The CWTS publication database is a full copy of Web of Science (WoS) dedicated to bibliometric analyses, enriched by enhancements and improvement to the original version. Main harmonized elements regard organisation names and matching cited references to source publications: “We are continuously working on improving the quality dataset: cleaning the data, harmonizing affiliations of authors, etc. In parallel we create links between our data and the other RISIS datasets, when possible, e.g., linking author affiliations to partner info in EUPRO, applicants in patents”, said Noyons.

CWTS Leiden Ranking comprises research performance statistics on more than 900 universities. These are universities with at least 1000 publications (counted fractionally) in 2014-2017 according to data from WoS. The ranking data is updated every year in May.

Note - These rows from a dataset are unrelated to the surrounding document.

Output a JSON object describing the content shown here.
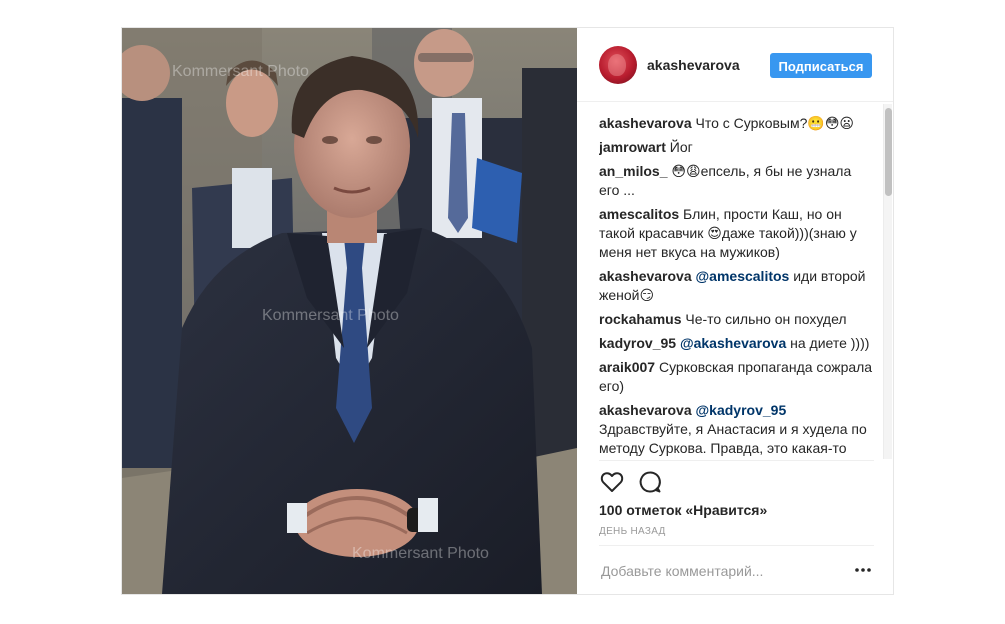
{
  "post": {
    "username": "akashevarova",
    "follow_label": "Подписаться",
    "photo_watermark": "Kommersant Photo",
    "comments": [
      {
        "user": "akashevarova",
        "text": " Что с Сурковым?😬😳😦"
      },
      {
        "user": "jamrowart",
        "text": " Йог"
      },
      {
        "user": "an_milos_",
        "text": " 😳😩епсель, я бы не узнала его ..."
      },
      {
        "user": "amescalitos",
        "text": " Блин, прости Каш, но он такой красавчик 😍даже такой)))(знаю у меня нет вкуса на мужиков)"
      },
      {
        "user": "akashevarova",
        "mention": " @amescalitos",
        "text": " иди второй женой😏"
      },
      {
        "user": "rockahamus",
        "text": " Че-то сильно он похудел"
      },
      {
        "user": "kadyrov_95",
        "mention": " @akashevarova",
        "text": " на диете ))))"
      },
      {
        "user": "araik007",
        "text": " Сурковская пропаганда сожрала его)"
      },
      {
        "user": "akashevarova",
        "mention": " @kadyrov_95",
        "text": " Здравствуйте, я Анастасия и я худела по методу Суркова. Правда, это какая-то антипропаганда для"
      }
    ],
    "icons": {
      "like": "heart-icon",
      "comment": "comment-icon",
      "more": "more-options-icon"
    },
    "likes_text": "100 отметок «Нравится»",
    "time_text": "ДЕНЬ НАЗАД",
    "add_comment_placeholder": "Добавьте комментарий...",
    "colors": {
      "follow_button": "#3897f0",
      "mention": "#003569",
      "muted": "#999999"
    }
  }
}
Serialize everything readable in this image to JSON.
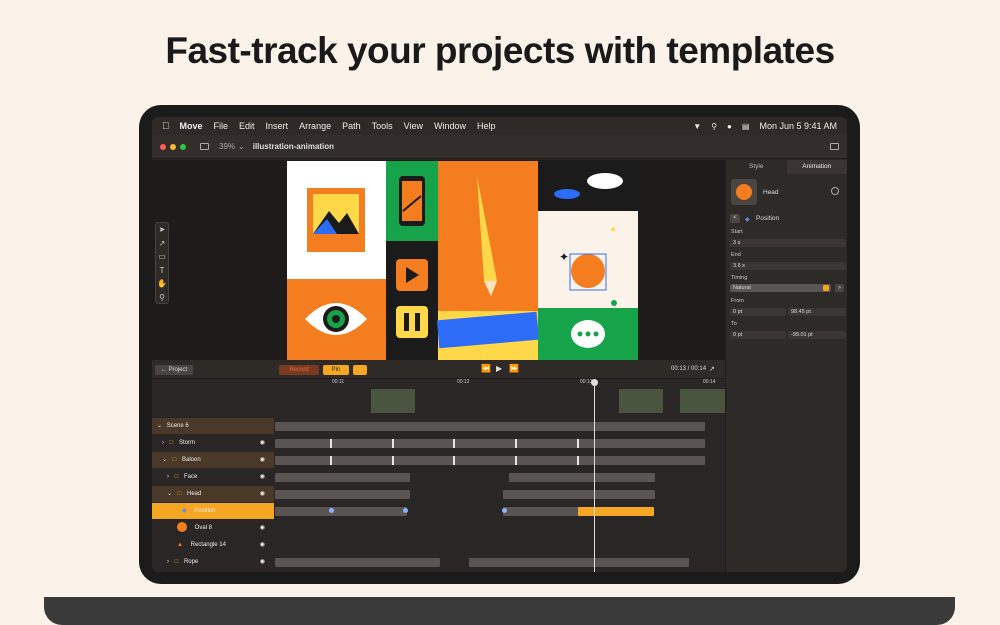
{
  "headline": "Fast-track your projects with templates",
  "menubar": {
    "app": "Move",
    "items": [
      "File",
      "Edit",
      "Insert",
      "Arrange",
      "Path",
      "Tools",
      "View",
      "Window",
      "Help"
    ],
    "clock": "Mon Jun 5  9:41 AM"
  },
  "toolbar": {
    "zoom": "39%",
    "doc_title": "illustration-animation"
  },
  "panel": {
    "tabs": [
      "Style",
      "Animation"
    ],
    "layer_name": "Head",
    "property": "Position",
    "start_label": "Start",
    "start_value": "3 s",
    "end_label": "End",
    "end_value": "3.6 s",
    "timing_label": "Timing",
    "timing_value": "Natural",
    "from_label": "From",
    "from_x": "0 pt",
    "from_y": "98.45 pt",
    "to_label": "To",
    "to_x": "0 pt",
    "to_y": "-99.01 pt"
  },
  "timeline": {
    "project_btn": "Project",
    "record_btn": "Record",
    "pin_btn": "Pin",
    "time": "00:13 / 00:14",
    "ruler": [
      "00:11",
      "00:12",
      "00:13",
      "00:14"
    ],
    "layers": [
      "Scene 6",
      "Storm",
      "Baloon",
      "Face",
      "Head",
      "Position",
      "Oval 8",
      "Rectangle 14",
      "Rope"
    ]
  }
}
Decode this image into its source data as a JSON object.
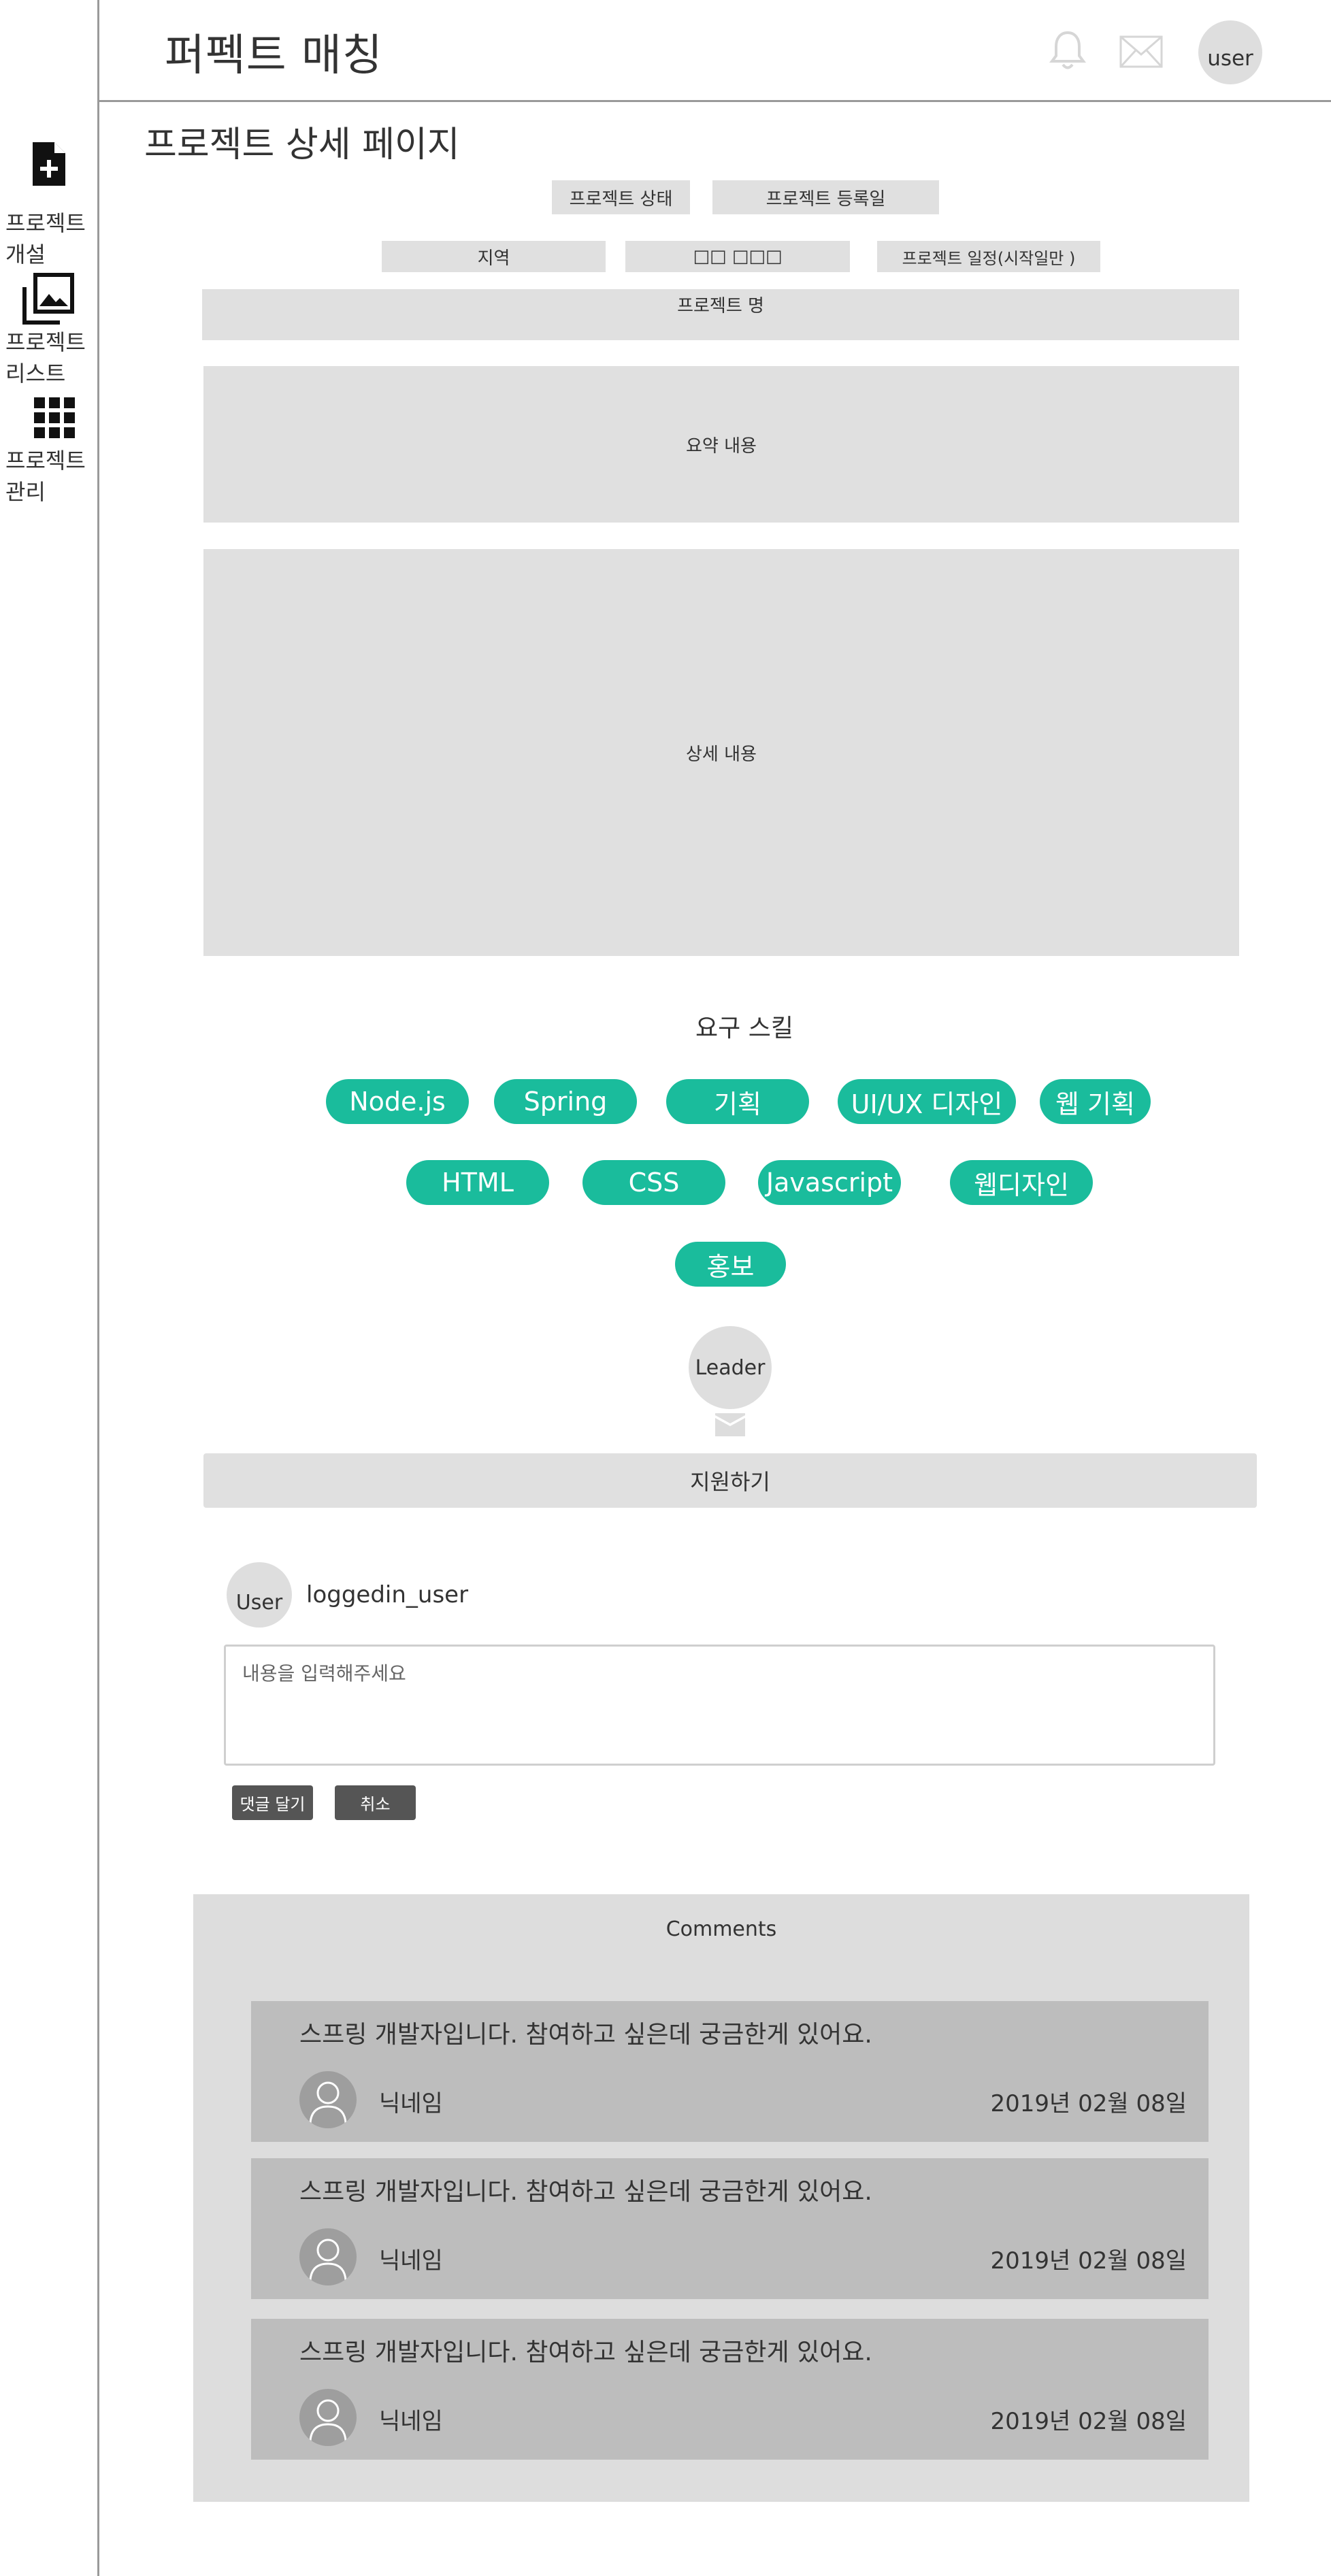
{
  "app": {
    "title": "퍼펙트 매칭"
  },
  "header": {
    "user_label": "user",
    "icons": [
      "bell-icon",
      "mail-icon"
    ]
  },
  "sidebar": {
    "items": [
      {
        "icon": "file-plus-icon",
        "line1": "프로젝트",
        "line2": "개설"
      },
      {
        "icon": "gallery-icon",
        "line1": "프로젝트",
        "line2": "리스트"
      },
      {
        "icon": "grid-icon",
        "line1": "프로젝트",
        "line2": "관리"
      }
    ]
  },
  "page": {
    "title": "프로젝트 상세 페이지"
  },
  "fields": {
    "status": "프로젝트 상태",
    "registered": "프로젝트 등록일",
    "region": "지역",
    "unknown_field": "□□ □□□",
    "schedule": "프로젝트 일정(시작일만 )",
    "name": "프로젝트 명",
    "summary": "요약 내용",
    "detail": "상세 내용"
  },
  "skills": {
    "title": "요구 스킬",
    "items": [
      "Node.js",
      "Spring",
      "기획",
      "UI/UX 디자인",
      "웹 기획",
      "HTML",
      "CSS",
      "Javascript",
      "웹디자인",
      "홍보"
    ]
  },
  "leader": {
    "label": "Leader"
  },
  "apply": {
    "label": "지원하기"
  },
  "comment_form": {
    "avatar_label": "User",
    "username": "loggedin_user",
    "placeholder": "내용을 입력해주세요",
    "submit_label": "댓글 달기",
    "cancel_label": "취소"
  },
  "comments": {
    "heading": "Comments",
    "items": [
      {
        "text": "스프링 개발자입니다. 참여하고 싶은데 궁금한게 있어요.",
        "nickname": "닉네임",
        "date": "2019년 02월 08일"
      },
      {
        "text": "스프링 개발자입니다. 참여하고 싶은데 궁금한게 있어요.",
        "nickname": "닉네임",
        "date": "2019년 02월 08일"
      },
      {
        "text": "스프링 개발자입니다. 참여하고 싶은데 궁금한게 있어요.",
        "nickname": "닉네임",
        "date": "2019년 02월 08일"
      }
    ]
  }
}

The results in the Leiden Ranking benefit from the harmonization investments. This relates to the accuracy of the author-affiliation used to define a university as well as to the assignment of affiliated institutions. CWTS distinguishes three different types of affiliated institutions:

Component, the affiliated institution is actually part of or controlled by the university

Joint research facility or organization, identical to a component except that it is administered by more than one organization.

Associated organization, an autonomous institution that collaborates with one or more universities based on a joint purpose but at the same time has separate missions and tasks.



We are linking the dataset with other RISIS resources by creating a permanent link from author affiliations with OrgReg identifiers. The database enables output and (scientific) impact analyses of any set of publications covered by WoS, using state of the art methods and high quality data”, concludes Noyons.

Services currently offered by the infrastructure include a public dataset to demonstrate the potential of the database, together with a complete documentation of data and methods used is available at, and more details studies can be executed on-site at CWTS using the underlying database via a research visit.